ECLI:NL:HR:2004:AR2448
Hoge Raad
- Cassatie
- C.J.G. Bleichrodt
- A.J.A. van Dorst
- B.C. de Savornin Lohman
- Rechtspraak.nl
Cassatie tegen afwijzing vordering verlof ex art. 552p Sv met betrekking tot rechtshulp en strafbaarheid
In deze zaak gaat het om een cassatieberoep van de Officier van Justitie tegen een beschikking van de Rechtbank te Amsterdam, waarin de vordering tot het verlenen van verlof ex artikel 552p, tweede lid, van het Wetboek van Strafvordering werd afgewezen. De Rechtbank oordeelde dat de feiten waarvoor rechtshulp werd gevraagd, niet strafbaar waren op het moment dat zij plaatsvonden, omdat artikel 420bis van het Wetboek van Strafrecht pas op 14 december 2001 in werking trad. De Hoge Raad oordeelt dat de Rechtbank ten onrechte heeft geoordeeld dat de strafbaarheid naar Nederlands recht moet worden beoordeeld op het moment waarop het feit is of zou zijn begaan. De Hoge Raad stelt dat voor de beoordeling van de vraag of rechtshulp kan worden verleend, bepalend is of het feit naar Nederlands recht strafbaar is op het moment dat gebruik wordt gemaakt van de bij de wet toegekende strafvorderlijke bevoegdheid. De Hoge Raad vernietigt de beschikking van de Rechtbank en verwijst de zaak terug naar het Gerechtshof te Amsterdam voor herbehandeling.

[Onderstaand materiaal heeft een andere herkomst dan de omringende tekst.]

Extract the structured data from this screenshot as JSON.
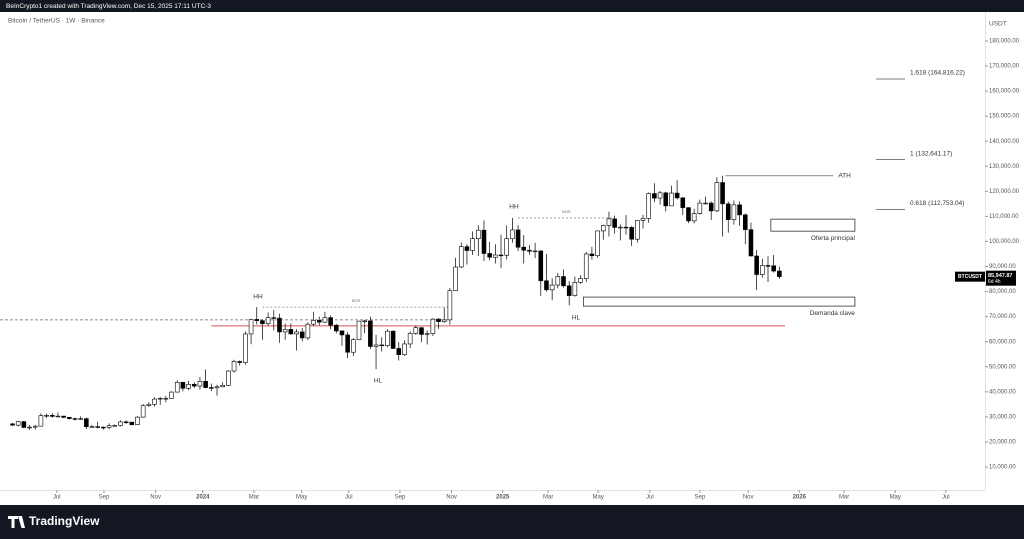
{
  "header": {
    "caption": "BeInCrypto1 created with TradingView.com, Dec 15, 2025 17:11 UTC-3"
  },
  "footer": {
    "brand": "TradingView"
  },
  "chart_data": {
    "type": "candlestick",
    "title": "Bitcoin / TetherUS · 1W · Binance",
    "y_unit": "USDT",
    "open": [
      27200,
      26700,
      28100,
      25800,
      25900,
      26300,
      30500,
      30600,
      30200,
      30300,
      29800,
      29300,
      29100,
      29300,
      26100,
      26100,
      25900,
      25800,
      26500,
      26600,
      28000,
      27900,
      26900,
      29900,
      34500,
      35000,
      37100,
      37400,
      37400,
      39900,
      43800,
      41400,
      43000,
      42300,
      44200,
      41700,
      41600,
      42000,
      42600,
      48300,
      52100,
      51700,
      63100,
      68900,
      68400,
      67200,
      69600,
      69400,
      63900,
      64900,
      63100,
      63900,
      61500,
      67000,
      68500,
      67800,
      69600,
      66600,
      64300,
      62700,
      55800,
      60800,
      68200,
      68300,
      58100,
      58700,
      58400,
      64200,
      57300,
      54800,
      59100,
      63300,
      65600,
      62900,
      63200,
      69000,
      68000,
      68700,
      80400,
      89800,
      97900,
      96400,
      101100,
      104500,
      95200,
      93700,
      94600,
      94500,
      101100,
      104600,
      97700,
      96500,
      96100,
      96200,
      84300,
      80700,
      82600,
      86000,
      82300,
      78400,
      83700,
      85200,
      95000,
      94300,
      104200,
      106400,
      109000,
      105600,
      105700,
      105600,
      100900,
      108400,
      109200,
      119100,
      117300,
      119400,
      114200,
      119300,
      117400,
      113500,
      108200,
      111100,
      115300,
      115300,
      112200,
      123500,
      115000,
      108700,
      114600,
      110600,
      104700,
      94200,
      86800,
      90400,
      90300,
      88200
    ],
    "high": [
      27600,
      28400,
      28400,
      26800,
      26800,
      31400,
      31300,
      31500,
      31800,
      30400,
      30000,
      29700,
      30200,
      29700,
      26800,
      28100,
      26100,
      27400,
      27000,
      28600,
      28600,
      28000,
      30300,
      35200,
      35900,
      37900,
      37900,
      38400,
      40200,
      44700,
      43900,
      44400,
      43800,
      45900,
      48900,
      43300,
      42800,
      43800,
      48600,
      52800,
      52500,
      64000,
      69200,
      73800,
      68900,
      71700,
      72700,
      71200,
      67200,
      67300,
      65000,
      65500,
      67700,
      71900,
      70000,
      71900,
      70500,
      67000,
      64500,
      63800,
      61400,
      68300,
      68600,
      70000,
      62700,
      61800,
      65000,
      64500,
      59800,
      60600,
      64100,
      66500,
      65700,
      64500,
      69400,
      69500,
      73600,
      81500,
      93500,
      99600,
      98900,
      104000,
      106500,
      108400,
      99900,
      98900,
      102700,
      106400,
      109400,
      106500,
      102500,
      98600,
      99500,
      96500,
      95000,
      85300,
      87400,
      88800,
      84200,
      86000,
      86500,
      95800,
      97900,
      104300,
      106700,
      111900,
      110300,
      106800,
      110500,
      106100,
      108500,
      110600,
      119500,
      123200,
      120200,
      119800,
      122300,
      124400,
      117600,
      113600,
      113000,
      116700,
      117900,
      116000,
      125600,
      126200,
      115900,
      116400,
      116000,
      111200,
      107500,
      96600,
      93000,
      94100,
      94600,
      90000
    ],
    "low": [
      26300,
      26100,
      25400,
      24800,
      24900,
      26200,
      29600,
      29700,
      29800,
      29500,
      29000,
      28600,
      28800,
      25200,
      25800,
      25400,
      24900,
      25100,
      26000,
      26200,
      27200,
      26600,
      26800,
      29700,
      33900,
      34100,
      34800,
      35800,
      37300,
      39700,
      40200,
      40600,
      41500,
      40800,
      41400,
      40300,
      38500,
      41800,
      42300,
      47700,
      50500,
      50900,
      59000,
      66900,
      60800,
      66400,
      64500,
      59600,
      60800,
      62800,
      56500,
      60200,
      60700,
      66300,
      66500,
      67500,
      65000,
      63400,
      58400,
      53500,
      54300,
      60600,
      63400,
      57100,
      49000,
      56100,
      57800,
      57200,
      52500,
      54300,
      57500,
      62700,
      59800,
      58900,
      62300,
      65100,
      67500,
      66800,
      80300,
      89400,
      90800,
      94600,
      94200,
      92200,
      92500,
      91200,
      89300,
      92800,
      99500,
      96200,
      91200,
      94700,
      93400,
      78300,
      80000,
      76600,
      81300,
      81600,
      74500,
      78000,
      83100,
      83900,
      92800,
      93500,
      100700,
      102000,
      103100,
      100400,
      102700,
      98200,
      99600,
      105100,
      107500,
      115700,
      114700,
      112000,
      114200,
      116800,
      110600,
      107300,
      107200,
      110600,
      114800,
      108600,
      111700,
      102000,
      103500,
      106700,
      106300,
      98900,
      94000,
      80600,
      85500,
      83800,
      87600,
      85100
    ],
    "close": [
      26700,
      28100,
      25800,
      25900,
      26300,
      30500,
      30600,
      30200,
      30300,
      29800,
      29300,
      29100,
      29300,
      26100,
      26100,
      25900,
      25800,
      26500,
      26600,
      28000,
      27900,
      26900,
      29900,
      34500,
      35000,
      37100,
      37400,
      37400,
      39900,
      43800,
      41400,
      43000,
      42300,
      44200,
      41700,
      41600,
      42000,
      42600,
      48300,
      52100,
      51700,
      63100,
      68900,
      68400,
      67200,
      69600,
      69400,
      63900,
      64900,
      63100,
      63900,
      61500,
      67000,
      68500,
      67800,
      69600,
      66600,
      64300,
      62700,
      55800,
      60800,
      68200,
      68300,
      58100,
      58700,
      58400,
      64200,
      57300,
      54800,
      59100,
      63300,
      65600,
      62900,
      63200,
      69000,
      68000,
      68700,
      80400,
      89800,
      97900,
      96400,
      101100,
      104500,
      95200,
      93700,
      94600,
      94500,
      101100,
      104600,
      97700,
      96500,
      96100,
      96200,
      84300,
      80700,
      82600,
      86000,
      82300,
      78400,
      83700,
      85200,
      95000,
      94300,
      104200,
      106400,
      109000,
      105600,
      105700,
      105600,
      100900,
      108400,
      109200,
      119100,
      117300,
      119400,
      114200,
      119300,
      117400,
      113500,
      108200,
      111100,
      115300,
      115300,
      112200,
      123500,
      115000,
      108700,
      114600,
      110600,
      104700,
      94200,
      86800,
      90400,
      90300,
      88200,
      85947.87
    ],
    "up_color": "#ffffff",
    "down_color": "#000000",
    "outline_color": "#000000",
    "xlim": [
      -2.2,
      171.2
    ],
    "xticks": [
      {
        "value": 7.8,
        "label": "Jul"
      },
      {
        "value": 16.1,
        "label": "Sep"
      },
      {
        "value": 25.2,
        "label": "Nov"
      },
      {
        "value": 33.5,
        "label": "2024"
      },
      {
        "value": 42.5,
        "label": "Mar"
      },
      {
        "value": 50.9,
        "label": "May"
      },
      {
        "value": 59.2,
        "label": "Jul"
      },
      {
        "value": 68.2,
        "label": "Sep"
      },
      {
        "value": 77.3,
        "label": "Nov"
      },
      {
        "value": 86.3,
        "label": "2025"
      },
      {
        "value": 94.3,
        "label": "Mar"
      },
      {
        "value": 103.1,
        "label": "May"
      },
      {
        "value": 112.2,
        "label": "Jul"
      },
      {
        "value": 121.0,
        "label": "Sep"
      },
      {
        "value": 129.5,
        "label": "Nov"
      },
      {
        "value": 138.5,
        "label": "2026"
      },
      {
        "value": 146.4,
        "label": "Mar"
      },
      {
        "value": 155.4,
        "label": "May"
      },
      {
        "value": 164.3,
        "label": "Jul"
      }
    ],
    "ylim": [
      820,
      191560
    ],
    "yticks": [
      {
        "value": 10000,
        "label": "10,000.00"
      },
      {
        "value": 20000,
        "label": "20,000.00"
      },
      {
        "value": 30000,
        "label": "30,000.00"
      },
      {
        "value": 40000,
        "label": "40,000.00"
      },
      {
        "value": 50000,
        "label": "50,000.00"
      },
      {
        "value": 60000,
        "label": "60,000.00"
      },
      {
        "value": 70000,
        "label": "70,000.00"
      },
      {
        "value": 80000,
        "label": "80,000.00"
      },
      {
        "value": 90000,
        "label": "90,000.00"
      },
      {
        "value": 100000,
        "label": "100,000.00"
      },
      {
        "value": 110000,
        "label": "110,000.00"
      },
      {
        "value": 120000,
        "label": "120,000.00"
      },
      {
        "value": 130000,
        "label": "130,000.00"
      },
      {
        "value": 140000,
        "label": "140,000.00"
      },
      {
        "value": 150000,
        "label": "150,000.00"
      },
      {
        "value": 160000,
        "label": "160,000.00"
      },
      {
        "value": 170000,
        "label": "170,000.00"
      },
      {
        "value": 180000,
        "label": "180,000.00"
      }
    ],
    "annotations": [
      "HH",
      "HL",
      "HH",
      "HL"
    ],
    "ath": {
      "label": "ATH",
      "value": 126200
    },
    "zones": [
      {
        "label": "Oferta principal",
        "low": 104100,
        "high": 108900
      },
      {
        "label": "Demanda clave",
        "low": 74200,
        "high": 77800
      }
    ],
    "fib": [
      {
        "label": "1.618 (164,816.22)",
        "value": 164816.22
      },
      {
        "label": "1 (132,641.17)",
        "value": 132641.17
      },
      {
        "label": "0.618 (112,753.04)",
        "value": 112753.04
      }
    ],
    "bos": [
      {
        "label": "BOS",
        "value": 73800
      },
      {
        "label": "BOS",
        "value": 109400
      }
    ],
    "lines": [
      {
        "value": 66300,
        "color": "#d9534f"
      },
      {
        "value": 68700,
        "color": "#666666"
      }
    ],
    "last_price": {
      "symbol": "BTCUSDT",
      "value": 85947.87,
      "label": "85,947.87",
      "countdown": "6d 4h"
    }
  }
}
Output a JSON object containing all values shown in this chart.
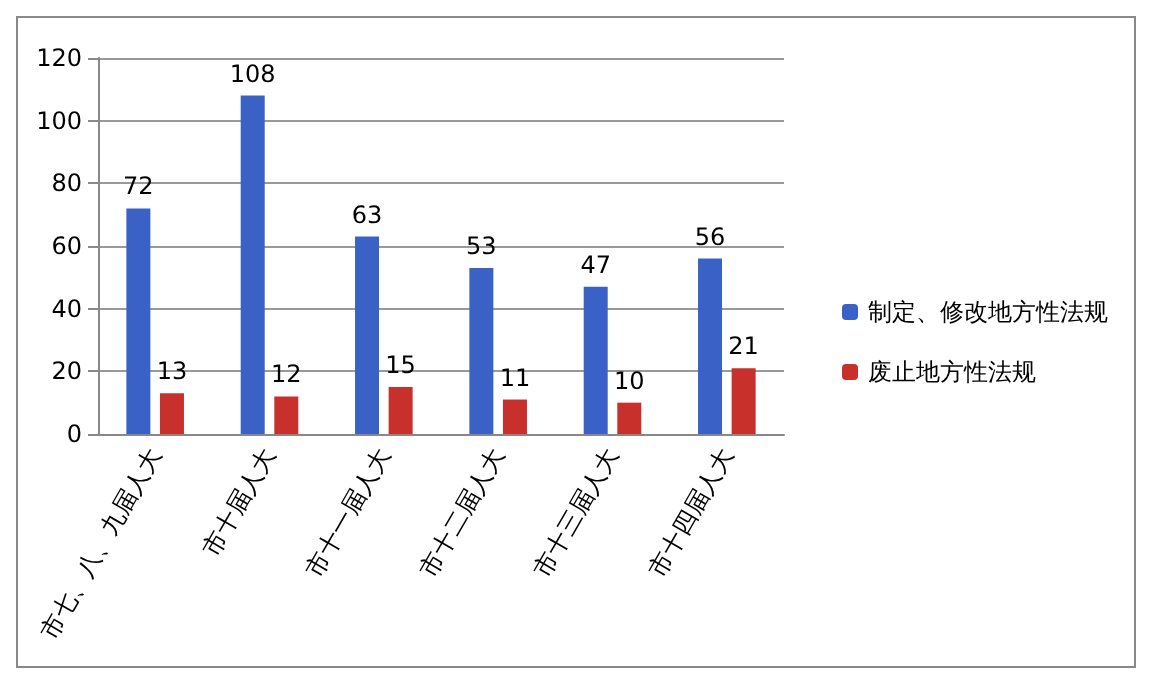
{
  "chart_data": {
    "type": "bar",
    "categories": [
      "市七、八、九届人大",
      "市十届人大",
      "市十一届人大",
      "市十二届人大",
      "市十三届人大",
      "市十四届人大"
    ],
    "series": [
      {
        "name": "制定、修改地方性法规",
        "color": "#3a62c6",
        "values": [
          72,
          108,
          63,
          53,
          47,
          56
        ]
      },
      {
        "name": "废止地方性法规",
        "color": "#c8302c",
        "values": [
          13,
          12,
          15,
          11,
          10,
          21
        ]
      }
    ],
    "ylim": [
      0,
      120
    ],
    "yticks": [
      0,
      20,
      40,
      60,
      80,
      100,
      120
    ],
    "grid": "y",
    "legend": "right",
    "data_labels": true
  }
}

De zaak betreft de toepassing van dwangmiddelen in het kader van internationale rechtshulp en de voorwaarden waaronder deze kunnen worden toegepast. De Hoge Raad benadrukt dat de Nederlandse autoriteiten niet verplicht zijn om strafvorderlijke dwangmiddelen toe te passen als het feit waarvoor rechtshulp wordt gevraagd, niet strafbaar zou zijn geweest indien het binnen het Nederlandse rechtsgebied was gepleegd. Dit is in lijn met de bepalingen van het Europees Verdrag inzake het witwassen en de wederzijdse rechtshulp in strafzaken. De uitspraak heeft belangrijke implicaties voor de samenwerking tussen landen in strafrechtelijke onderzoeken en de toepassing van nationale wetgeving in internationale contexten.